昨年4月の就任以来、隣国エリトリアとの関係修復に取り組み、対立が続いてきた東アフリカの安定化に寄与した点が評価された。
エチオピアでは長年、民族対立による混乱と圧政が続いてきた。2016年リオデジャネイロ五輪の陸上男子マラソンで銀メダルを取った同国のフェイサ・リレサ選手はゴール時に頭上で腕を交差させて×印を作り、自国政府の弾圧に抗議した。
その後、故郷に戻れなくなったリレサ選手はアビー首相誕生の報を受け、祖国の土を踏む。

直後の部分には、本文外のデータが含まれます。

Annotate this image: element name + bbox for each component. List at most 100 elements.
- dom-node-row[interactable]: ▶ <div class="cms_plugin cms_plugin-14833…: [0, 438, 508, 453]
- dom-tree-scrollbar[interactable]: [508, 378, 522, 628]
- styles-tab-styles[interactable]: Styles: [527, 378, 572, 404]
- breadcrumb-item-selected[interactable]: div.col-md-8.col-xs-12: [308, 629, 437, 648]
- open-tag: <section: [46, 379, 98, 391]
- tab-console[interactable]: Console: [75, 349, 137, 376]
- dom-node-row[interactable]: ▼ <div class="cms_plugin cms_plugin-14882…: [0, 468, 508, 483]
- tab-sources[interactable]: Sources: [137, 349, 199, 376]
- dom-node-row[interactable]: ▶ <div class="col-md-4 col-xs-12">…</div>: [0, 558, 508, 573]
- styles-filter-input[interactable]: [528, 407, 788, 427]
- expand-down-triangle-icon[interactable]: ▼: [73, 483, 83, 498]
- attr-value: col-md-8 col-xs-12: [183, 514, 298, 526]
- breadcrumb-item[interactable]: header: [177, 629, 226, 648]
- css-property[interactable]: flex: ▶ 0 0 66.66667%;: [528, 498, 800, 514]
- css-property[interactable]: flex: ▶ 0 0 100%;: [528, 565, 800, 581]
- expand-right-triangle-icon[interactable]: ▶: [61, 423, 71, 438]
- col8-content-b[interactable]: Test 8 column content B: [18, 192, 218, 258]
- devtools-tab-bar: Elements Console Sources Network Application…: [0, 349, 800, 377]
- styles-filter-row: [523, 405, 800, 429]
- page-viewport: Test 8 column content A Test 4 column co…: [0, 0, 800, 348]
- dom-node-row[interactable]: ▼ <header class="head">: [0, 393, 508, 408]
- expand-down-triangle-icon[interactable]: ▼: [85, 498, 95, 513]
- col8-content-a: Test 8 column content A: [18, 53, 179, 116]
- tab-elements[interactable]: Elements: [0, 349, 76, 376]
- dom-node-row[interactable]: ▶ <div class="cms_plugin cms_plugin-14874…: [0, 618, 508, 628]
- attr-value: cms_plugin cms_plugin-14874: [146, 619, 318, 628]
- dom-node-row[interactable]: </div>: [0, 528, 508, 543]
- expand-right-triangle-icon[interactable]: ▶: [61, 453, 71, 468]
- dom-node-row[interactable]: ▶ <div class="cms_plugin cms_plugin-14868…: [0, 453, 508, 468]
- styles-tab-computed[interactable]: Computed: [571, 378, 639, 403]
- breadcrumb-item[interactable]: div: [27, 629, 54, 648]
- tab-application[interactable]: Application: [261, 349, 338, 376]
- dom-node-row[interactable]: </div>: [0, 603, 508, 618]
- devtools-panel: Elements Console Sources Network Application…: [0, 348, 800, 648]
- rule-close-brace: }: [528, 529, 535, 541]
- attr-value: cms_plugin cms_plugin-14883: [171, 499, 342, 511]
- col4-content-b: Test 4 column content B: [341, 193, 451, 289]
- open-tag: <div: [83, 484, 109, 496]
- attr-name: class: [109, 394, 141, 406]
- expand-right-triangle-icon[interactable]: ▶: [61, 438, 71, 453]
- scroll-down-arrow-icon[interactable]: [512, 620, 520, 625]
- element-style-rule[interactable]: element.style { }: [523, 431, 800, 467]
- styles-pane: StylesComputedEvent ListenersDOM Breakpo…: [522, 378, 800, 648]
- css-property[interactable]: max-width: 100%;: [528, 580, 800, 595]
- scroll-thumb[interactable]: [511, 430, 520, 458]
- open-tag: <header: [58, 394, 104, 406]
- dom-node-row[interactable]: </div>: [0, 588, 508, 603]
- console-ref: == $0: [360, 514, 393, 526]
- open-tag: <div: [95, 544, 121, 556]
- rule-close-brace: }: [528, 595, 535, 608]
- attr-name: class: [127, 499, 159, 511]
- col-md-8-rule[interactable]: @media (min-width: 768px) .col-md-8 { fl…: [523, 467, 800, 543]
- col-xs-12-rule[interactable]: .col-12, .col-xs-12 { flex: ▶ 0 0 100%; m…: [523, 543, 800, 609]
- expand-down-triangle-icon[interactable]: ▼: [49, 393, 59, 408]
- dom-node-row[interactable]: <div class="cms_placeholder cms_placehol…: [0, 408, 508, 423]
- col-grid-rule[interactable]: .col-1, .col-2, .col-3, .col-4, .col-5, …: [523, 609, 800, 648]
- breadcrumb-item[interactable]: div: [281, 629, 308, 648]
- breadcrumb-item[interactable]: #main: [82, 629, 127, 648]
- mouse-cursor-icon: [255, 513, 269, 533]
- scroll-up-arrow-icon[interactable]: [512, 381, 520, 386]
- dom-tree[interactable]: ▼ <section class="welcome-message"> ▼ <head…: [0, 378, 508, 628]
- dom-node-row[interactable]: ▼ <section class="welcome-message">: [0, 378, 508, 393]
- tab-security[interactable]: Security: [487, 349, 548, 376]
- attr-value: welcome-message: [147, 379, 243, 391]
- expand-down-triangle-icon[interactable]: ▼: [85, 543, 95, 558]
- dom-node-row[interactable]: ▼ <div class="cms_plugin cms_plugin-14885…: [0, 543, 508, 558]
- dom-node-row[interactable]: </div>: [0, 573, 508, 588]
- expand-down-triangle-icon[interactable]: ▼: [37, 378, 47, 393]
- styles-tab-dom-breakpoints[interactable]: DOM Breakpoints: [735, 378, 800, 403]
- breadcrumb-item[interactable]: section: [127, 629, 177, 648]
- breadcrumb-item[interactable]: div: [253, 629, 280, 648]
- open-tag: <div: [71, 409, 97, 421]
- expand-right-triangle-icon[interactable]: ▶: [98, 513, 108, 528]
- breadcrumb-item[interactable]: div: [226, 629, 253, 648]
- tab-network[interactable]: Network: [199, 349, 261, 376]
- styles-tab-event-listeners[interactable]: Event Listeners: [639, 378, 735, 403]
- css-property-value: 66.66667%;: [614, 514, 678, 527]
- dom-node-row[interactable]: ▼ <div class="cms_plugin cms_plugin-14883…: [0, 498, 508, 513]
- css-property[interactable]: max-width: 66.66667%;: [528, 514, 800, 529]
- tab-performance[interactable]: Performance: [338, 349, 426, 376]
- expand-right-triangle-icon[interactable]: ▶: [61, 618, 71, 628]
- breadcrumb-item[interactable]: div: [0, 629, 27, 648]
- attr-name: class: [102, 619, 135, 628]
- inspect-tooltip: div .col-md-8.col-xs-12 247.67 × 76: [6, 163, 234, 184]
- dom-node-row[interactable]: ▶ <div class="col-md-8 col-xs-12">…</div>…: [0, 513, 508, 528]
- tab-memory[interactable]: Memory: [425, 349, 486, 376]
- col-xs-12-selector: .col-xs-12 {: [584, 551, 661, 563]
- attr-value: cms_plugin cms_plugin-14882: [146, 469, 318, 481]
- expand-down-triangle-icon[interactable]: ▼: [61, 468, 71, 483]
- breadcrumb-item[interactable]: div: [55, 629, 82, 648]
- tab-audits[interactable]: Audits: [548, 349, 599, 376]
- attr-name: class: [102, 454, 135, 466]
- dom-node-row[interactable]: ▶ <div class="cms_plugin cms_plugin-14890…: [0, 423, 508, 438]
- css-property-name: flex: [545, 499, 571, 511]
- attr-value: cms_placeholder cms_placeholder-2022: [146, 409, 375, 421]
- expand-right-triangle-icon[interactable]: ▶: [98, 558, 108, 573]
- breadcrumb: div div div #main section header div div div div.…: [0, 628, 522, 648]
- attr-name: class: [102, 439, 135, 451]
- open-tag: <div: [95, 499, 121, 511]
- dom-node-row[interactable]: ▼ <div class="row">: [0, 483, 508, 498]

「世界で最も影響力のある100人」にアビー氏を選んだ米タイム誌上で「彼のおかげで帰国できた」とたたえた。
最大の功績はエリトリアとの和解だ。1998年から00年にかけての武力衝突で推定約10万人が死亡し、戦争状態が続いてきた。アビー氏は就任3カ月後の昨年7月にエリトリアの首都アスマラを電撃訪問し、外交関係を正常化させた。
その成果を足がかりに、「アフリカの角」と呼ばれる東アフリカの安定と平和に道筋を付けた点も特筆される。エリトリアと、対立するソマリアジブチ両国との関係改善で仲介役を果たしたのだ。
内政でも改革を断行してきた。過去の政権による反政府勢力殺害を謝罪し、多数の政治犯を釈放した。さらに、言論と報道の自由を認め、複数政党制の導入を表明するなど、矢継ぎ早に民主化を進めている。
高齢者が多いアフリカ諸国首脳の中で、43歳のアビー氏は最年少だ。民族対立の根は深く、暗殺未遂にも遭った。コンピューターやビジネスを学んだ若き宰相が、家父長的なアフリカ社会を変革することができるか、世界が注目している。
長らく「貧困と紛争の大陸」とみなされてきたアフリカは近年、世界の成長センターへと様変わりしている。人口約1億人のエチオピアも急速な経済成長を続けている。
アフリカの人口は50年に約25億人に膨らみ、世界全体の4人に1人を占める見通しだ。平和賞が、安定と繁栄を目指すアフリカの人々の取り組みを後押しするよう期待したい。